“A abóboda celeste se rompeu e liberou a vista para o infinito.1”
Ernest Bloch
Feliz aqueles que acompanham a juventude dos tempos. Não apenas a juventude cronológica, mas a juventude das épocas que fazem com que se sonhe acordado e não apenas dormindo. Felizes porque revelam capacidade de viver a realidade e de lerem, com clareza, a época em que vivem. É o que temos visto no Brasil dos dias atuais: multidões saindo às ruas; num único dia mais de um milhão de pessoas numa centena de cidades, para dizer o que pensam e como desejam que o País seja no cotidiano. Um lugar feliz e saudável, humano e real, para todos.
Se olharmos para trás, podemos constatar que a República está sendo criada, desta vez com participação da sociedade. Por quê? A república brasileira nasceu de um golpe militar. Não houve sequer tempo para a sociedade se organizar e participar do poder. Caiu a monarquia, criou-se a república. Tudo muito rápido, com velocidade sem rival na história. Foi mais do que isso: foi obra de positivistas que acreditavam num governo de grandes homens, de visão científica, que descartava a participação das massas populares.
Assim, a sociedade não pode discutir a grande desigualdade que se adensou no Brasil Colônia, com o escravismo, e nunca foi, de fato, resolvida. Foi amenizada, isto sim. Resolvida não. Pelo contrário, em 1964 quando podíamos optar entre uma sociedade menos ou mais excludente, isto antes da queda de João Goulart, acabamos seguindo pelo rumo pantanoso da exclusão e da ditadura. E, hoje, a despeito da incorporação de milhões de pessoas ao consumo, não superamos os erros do passado.
Prometeu-se uma sociedade democrática, prometeu-se reformas, prometeu-se transparência, educação, saúde, segurança e transporte público de qualidade. economia sem o aterrorizante fantasma da inflação. E justiça acessível e eficaz porque não pode existir democracia sem leis e justiça que se concretizem. Caminhou-se na contra mão do que ensinam as boas prática da comunicação. E o resultado foi surpreendente. A multidão saiu às ruas para exigir que as promessas republicanas se cumpram e que os impostos pagos sejam revertidos a favor da sociedade. Essa é a mensagem: estamos transitando da sociedade de consumo pura e simples para a sociedade política. Agora, ao que tudo indica, a transição vai se realizar de outra forma, embalada pela voz das ruas.

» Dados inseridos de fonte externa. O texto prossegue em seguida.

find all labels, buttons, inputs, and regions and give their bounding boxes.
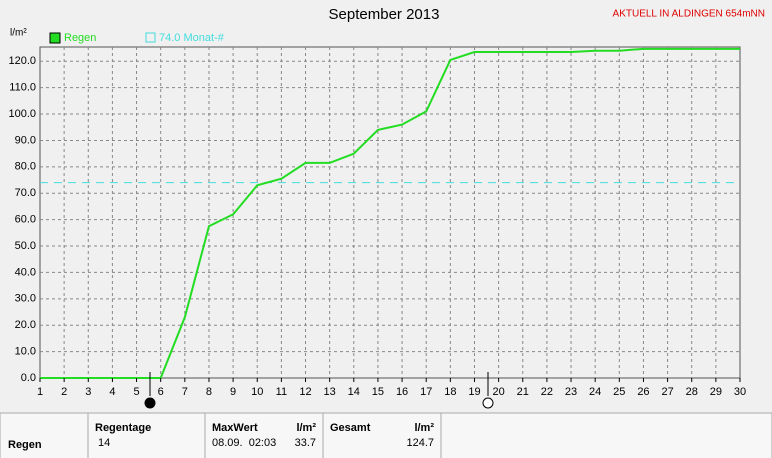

Interpretações para a realidade presente não faltam. Pela ótica liberal, podemos dizer que a classe média, sobretudo a nova classe média, se rebela porque seus impostos são desviados para finalidades que não são aquelas anunciadas pelo Estado. Pela ótica da esquerda, podemos dizer que a infraestrutura, isto é a base da sociedade, caminhou muito mais rápido que a superestrutura, a ideologia dominante, e exige mudança. Pela visão do centro, pode-se admitir que há um distanciamento entre o que os governantes fazem e o que os governados desejam. Pela visão de centro-esquerda, pode-se argumentar que pequenos fatos foram se somando e acabaram provocando uma grande explosão de descontentamento. À luz da moderna democracia, pode-se ter uma visão cristalina: a sociedade exige participação. Não mais apenas a sensação de que possuem direitos. Exige que promessas sejam cumpridas, como parte de uma ética do dia a dia. Efetiva.
Essa a juventude dos tempos: a busca da contemporaneidade. Hoje, esta busca está nas ruas. Amanhã, quer dizer, no dia seguinte, as manifestações tendem a se traduzir em atividades práticas. Cotidianas. Uma comunicação direta: dizer não a tempos ossificados, não contemporâneos, que perderam, há muito, a capacidade de construir novos horizontes.
1 - BLOCH, Ernest. O princípio esperança. Tradução Nélio Schneider. Rio de Janeiro: Contrapondo, 2005. P. 125, v. 1.